Mirar o ataque no Hezbollah, dado o quadro, era legítimo. Mas, na periferia atacada, além de parte do centro de Beirute e região leste libanesa, outros dois redutos do Hezbollah, estão civis, não participantes do grupo armado, ainda que xiitas de crença.
VÍTIMAS CIVIS – Voltou o problema de ataques às vítimas civis — e pouco interessa o credo religioso. Teremos, com relação a essa situação, amplos embates jurídicos e muitas teses em defesa de Israel, a entrar até a excludente do estado de necessidade, de sobrevivência.

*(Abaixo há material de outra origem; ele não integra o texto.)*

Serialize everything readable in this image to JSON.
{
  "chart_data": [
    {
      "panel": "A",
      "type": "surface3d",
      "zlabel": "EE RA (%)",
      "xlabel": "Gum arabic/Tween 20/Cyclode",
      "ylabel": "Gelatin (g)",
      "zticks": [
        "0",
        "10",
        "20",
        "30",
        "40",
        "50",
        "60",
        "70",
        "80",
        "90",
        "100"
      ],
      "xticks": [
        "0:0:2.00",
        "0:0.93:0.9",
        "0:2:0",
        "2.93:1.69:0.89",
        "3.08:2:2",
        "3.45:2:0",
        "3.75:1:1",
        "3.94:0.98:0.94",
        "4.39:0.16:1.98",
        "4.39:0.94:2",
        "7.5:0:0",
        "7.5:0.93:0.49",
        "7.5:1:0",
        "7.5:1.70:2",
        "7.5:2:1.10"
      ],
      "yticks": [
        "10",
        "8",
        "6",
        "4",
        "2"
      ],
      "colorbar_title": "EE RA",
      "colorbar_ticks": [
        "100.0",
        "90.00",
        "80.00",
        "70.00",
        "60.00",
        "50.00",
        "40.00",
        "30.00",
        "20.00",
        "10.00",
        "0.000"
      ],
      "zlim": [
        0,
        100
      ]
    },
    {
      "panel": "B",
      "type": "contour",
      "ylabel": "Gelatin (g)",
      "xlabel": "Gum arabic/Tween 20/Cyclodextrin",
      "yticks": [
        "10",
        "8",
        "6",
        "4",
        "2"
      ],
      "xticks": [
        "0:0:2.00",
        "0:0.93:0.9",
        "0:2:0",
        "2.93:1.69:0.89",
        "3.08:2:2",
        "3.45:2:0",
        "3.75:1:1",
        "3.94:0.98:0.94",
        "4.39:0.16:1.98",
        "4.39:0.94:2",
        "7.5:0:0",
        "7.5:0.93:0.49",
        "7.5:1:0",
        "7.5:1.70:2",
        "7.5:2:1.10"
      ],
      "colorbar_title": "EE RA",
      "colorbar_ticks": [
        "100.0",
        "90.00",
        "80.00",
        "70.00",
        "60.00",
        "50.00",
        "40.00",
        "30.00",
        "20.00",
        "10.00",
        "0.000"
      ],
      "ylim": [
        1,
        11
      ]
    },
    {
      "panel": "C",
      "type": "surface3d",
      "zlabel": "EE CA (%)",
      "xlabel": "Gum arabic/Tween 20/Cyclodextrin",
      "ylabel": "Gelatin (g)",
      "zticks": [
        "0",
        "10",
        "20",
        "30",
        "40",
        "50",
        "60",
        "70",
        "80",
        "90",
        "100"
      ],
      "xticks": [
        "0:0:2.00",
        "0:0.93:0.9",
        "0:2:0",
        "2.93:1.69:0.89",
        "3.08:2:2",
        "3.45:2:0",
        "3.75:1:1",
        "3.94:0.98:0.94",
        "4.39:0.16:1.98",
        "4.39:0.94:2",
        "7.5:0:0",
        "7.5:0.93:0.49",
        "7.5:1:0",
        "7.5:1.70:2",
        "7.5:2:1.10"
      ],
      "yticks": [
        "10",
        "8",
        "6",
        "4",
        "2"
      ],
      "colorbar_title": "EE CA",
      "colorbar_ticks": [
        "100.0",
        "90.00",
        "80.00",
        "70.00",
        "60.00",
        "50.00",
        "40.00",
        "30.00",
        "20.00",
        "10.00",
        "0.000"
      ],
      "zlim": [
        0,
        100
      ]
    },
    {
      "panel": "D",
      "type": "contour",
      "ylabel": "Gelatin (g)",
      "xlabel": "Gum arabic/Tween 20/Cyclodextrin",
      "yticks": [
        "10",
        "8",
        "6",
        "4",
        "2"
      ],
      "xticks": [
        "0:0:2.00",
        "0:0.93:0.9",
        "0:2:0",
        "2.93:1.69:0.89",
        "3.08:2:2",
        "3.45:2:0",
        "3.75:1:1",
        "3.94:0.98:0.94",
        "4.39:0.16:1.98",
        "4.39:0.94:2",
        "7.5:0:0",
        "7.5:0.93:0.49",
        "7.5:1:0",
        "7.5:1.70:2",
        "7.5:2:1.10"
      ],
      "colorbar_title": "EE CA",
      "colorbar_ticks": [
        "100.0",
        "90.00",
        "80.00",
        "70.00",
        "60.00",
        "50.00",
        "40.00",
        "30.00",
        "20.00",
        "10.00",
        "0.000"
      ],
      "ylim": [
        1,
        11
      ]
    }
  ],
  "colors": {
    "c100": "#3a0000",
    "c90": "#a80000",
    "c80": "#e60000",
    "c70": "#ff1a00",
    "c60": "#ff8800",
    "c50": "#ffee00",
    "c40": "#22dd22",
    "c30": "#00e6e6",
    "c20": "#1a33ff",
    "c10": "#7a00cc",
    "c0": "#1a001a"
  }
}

Importante colocar, e esse é o objetivo deste comentário, a mudança de posição de muitos israelenses. Ou seja, não aprovam a atuação do governo Netanyahu em Gaza, mas aprovam referentemente ao Hezbollah.
Diante disso, a popularidade de Bibi cresceu exponencialmente. A ponto de Bibi já estar pronto para mudar de lado, deixando os extremistas da ultradireita. Netanyahu sabe bem que, para se manter vivo politicamente e permanecer primeiro-ministro, precisa mudar de lado. Até porque os radicais querem a ilegítima e ilegal anexação da Cisjordânia e não aceitam um Estado palestino.
ESTADO PALESTINO – Ao mudar de lado, abandonando os radicais, Bibi terá de buscar a paz e se empenhar para a criação de um Estado Palestino. Assim, parece que vem aí um novo Bibi Netanyahu.
Ele faz qualquer negócio para manter o poder. Os ventos internacionais sopram, com força de exigências para o fim da guerra, com paz e criação de um Estado palestino independente, autônomo.
Aqueles que apostavam numa nova Guerra dos Cem Anos, como aquela ocorrida em época medieval, envolvendo os reinos da Inglaterra e da França, já começam a mudar o foco e acreditar num novo Netanyahu. Que ele é camaleão, todos sabem, até a quipá na sua cabeça.